Not so free zone?
September 05, 2014 | BY
clpstaffThe Shanghai FTZ's first wholly foreign-owned hospital faces the same restrictions as in the rest of the nation. What the authorities will do to simplify the process, and the project's fate, will determine global access to this industry
The freedoms of China's free trade zone (FTZ) are not quite extending to its first medical venture, and investors would do well to wait and watch before putting their money at risk.
Germany's Artemed Group and Hong Kong's Silver Mountain Capital have agreed to establish the first wholly foreign-invested hospital in the Shanghai FTZ. While the letter of intent has been signed and the companies are going ahead, there is a lack of clarity on whether the zone's tax breaks will extend to the hospital, if there will be an adequate supply of land and even how exacting regulators will be.
“The most difficult issue with the FTZ is coordinating with the various regulatory departments for projects, as everything is new and unclear,” said Nicolas Zhu, a partner at CMS, adding that the project is yet to be approved. “Hospitals are purely service companies, so we don't know whether they will get customs or VAT duty exemptions. In any case, as far as we know, only one land site has been set aside for the medical industry and we don't know whether there will be room for more. ”
Tread with caution
China started the Shanghai Free Trade Zone in September last year, pledging a more business-friendly regulatory framework and capital-flow rules. As of the end of August 2014, 1,612 new foreign companies had set up in the area, Li Jun, deputy secretary general of the zone's administration, said on September 3.

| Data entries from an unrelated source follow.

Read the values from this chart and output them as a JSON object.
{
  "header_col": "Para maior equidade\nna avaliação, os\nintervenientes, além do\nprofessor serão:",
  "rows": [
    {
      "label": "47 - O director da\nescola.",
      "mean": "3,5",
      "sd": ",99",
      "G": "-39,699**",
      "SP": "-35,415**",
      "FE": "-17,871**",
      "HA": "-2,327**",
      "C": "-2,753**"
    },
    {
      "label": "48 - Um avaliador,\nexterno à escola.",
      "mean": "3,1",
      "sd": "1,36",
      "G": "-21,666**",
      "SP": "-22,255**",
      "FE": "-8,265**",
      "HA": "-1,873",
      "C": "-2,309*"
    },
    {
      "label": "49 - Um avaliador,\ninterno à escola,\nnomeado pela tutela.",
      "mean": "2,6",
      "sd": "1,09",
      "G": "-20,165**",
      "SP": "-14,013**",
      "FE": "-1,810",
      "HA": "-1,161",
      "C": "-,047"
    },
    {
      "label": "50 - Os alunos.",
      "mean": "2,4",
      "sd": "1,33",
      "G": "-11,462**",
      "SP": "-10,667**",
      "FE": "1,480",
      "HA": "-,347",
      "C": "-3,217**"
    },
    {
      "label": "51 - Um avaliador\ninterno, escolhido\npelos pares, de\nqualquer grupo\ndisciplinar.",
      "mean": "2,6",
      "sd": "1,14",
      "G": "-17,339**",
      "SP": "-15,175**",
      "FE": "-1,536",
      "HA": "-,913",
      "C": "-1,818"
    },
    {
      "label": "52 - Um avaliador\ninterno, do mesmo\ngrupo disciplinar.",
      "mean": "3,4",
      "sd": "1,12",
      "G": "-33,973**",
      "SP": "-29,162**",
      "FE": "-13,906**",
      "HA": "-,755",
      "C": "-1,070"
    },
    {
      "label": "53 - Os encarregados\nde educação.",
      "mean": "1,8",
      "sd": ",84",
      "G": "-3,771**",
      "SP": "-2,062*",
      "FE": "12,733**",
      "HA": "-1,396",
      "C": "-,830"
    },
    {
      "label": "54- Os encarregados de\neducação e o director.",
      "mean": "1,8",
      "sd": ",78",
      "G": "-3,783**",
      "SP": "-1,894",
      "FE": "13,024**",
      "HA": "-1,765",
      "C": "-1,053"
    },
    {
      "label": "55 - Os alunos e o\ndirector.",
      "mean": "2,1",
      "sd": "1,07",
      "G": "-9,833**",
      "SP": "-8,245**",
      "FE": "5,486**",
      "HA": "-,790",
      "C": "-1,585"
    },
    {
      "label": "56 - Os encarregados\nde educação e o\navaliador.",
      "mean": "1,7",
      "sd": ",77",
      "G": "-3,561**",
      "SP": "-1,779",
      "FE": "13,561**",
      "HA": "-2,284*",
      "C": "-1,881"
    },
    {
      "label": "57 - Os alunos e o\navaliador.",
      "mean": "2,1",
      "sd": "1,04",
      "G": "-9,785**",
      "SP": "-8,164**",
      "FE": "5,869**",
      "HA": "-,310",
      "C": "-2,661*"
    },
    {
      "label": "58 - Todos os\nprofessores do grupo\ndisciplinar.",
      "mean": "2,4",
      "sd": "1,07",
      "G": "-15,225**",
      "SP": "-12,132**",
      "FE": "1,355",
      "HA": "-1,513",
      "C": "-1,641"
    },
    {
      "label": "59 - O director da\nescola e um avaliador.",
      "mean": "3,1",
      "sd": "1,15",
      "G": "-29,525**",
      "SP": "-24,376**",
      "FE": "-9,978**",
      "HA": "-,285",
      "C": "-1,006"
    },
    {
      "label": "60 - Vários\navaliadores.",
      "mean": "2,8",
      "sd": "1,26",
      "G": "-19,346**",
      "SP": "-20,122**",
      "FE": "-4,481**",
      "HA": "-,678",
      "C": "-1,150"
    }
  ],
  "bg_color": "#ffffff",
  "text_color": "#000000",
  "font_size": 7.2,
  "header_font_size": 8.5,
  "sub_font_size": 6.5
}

Restrictions such as a minimum investment of Rmb20 million and maximum operation period of 20 years have been lifted for hospitals in the FTZ, but they still remain on the negative list. This means that any sector not specifically mentioned as off-limits or restricted will be permitted in the zone.
“This isn't a simple filing with the Administration for Industry and Commerce, because hospitals need special permissions,” said Hogan Lovells partner Philip Cheng. “This process has not been simplified specifically for the FTZ.”
The success of the pilot project will determine whether foreign investment into the medical sector will be liberalised throughout the rest of China. On September 12, wholly foreign-invested hospitals were opened to more pilot cities, including the Beijing, Tianjin, Shanghai, Jiangsu, Fujian, Guangdong and Hainan provinces.
The benefit of JVs
Traditionally, foreign medical companies have preferred not to go it alone. Most have pursued joint ventures, since it can be helpful to have a domestic partner that has served local patients, dealt with government bodies and understands the business and environment.
The French private maternity hospital company Noalys Group cooperates with a government-funded hospital in Shanghai and private hospitals in various other cities in China. Parkway Health, a member of the IHH Group, manages the Shanghai International Medical Centre, the first international private hospital funded jointly by private and government capital.
“Getting a local partner goes a long way,” Cheng said. “Breaking into China's medical care market isn't going to be easy.”
One way of getting in would be through M&A. The Circular that announced the expansion of the FTZ medical pilot scheme to more cities mentions the possibility of acquiring an existing hospital, which eliminates the need to build one. This would allow the market to gauge the complications, risks and benefits of setting up a foreign-owned hospital sooner.
Not enough space?
In the FTZ, the limited allocation of land for the industry has provoked scepticism among practitioners, who say that expanding the program is one potential answer. “We're also looking at Japanese and Australian investors to go in there as well,” said Cheng. The lack of space means that the zone will probably have one medical center, with a concentration of institutions catering to different groups, he added.
“What the FTZ and the government want to do is run this pilot test and set up a wholly foreign-invested hospital with this model, and if this works, they will open it to all of Shanghai,” said Zhu. “The purpose of the expansion of the pilot is to speed up the process and allow the government to gauge the social impact of the establishment of wholly foreign-invested hospitals.”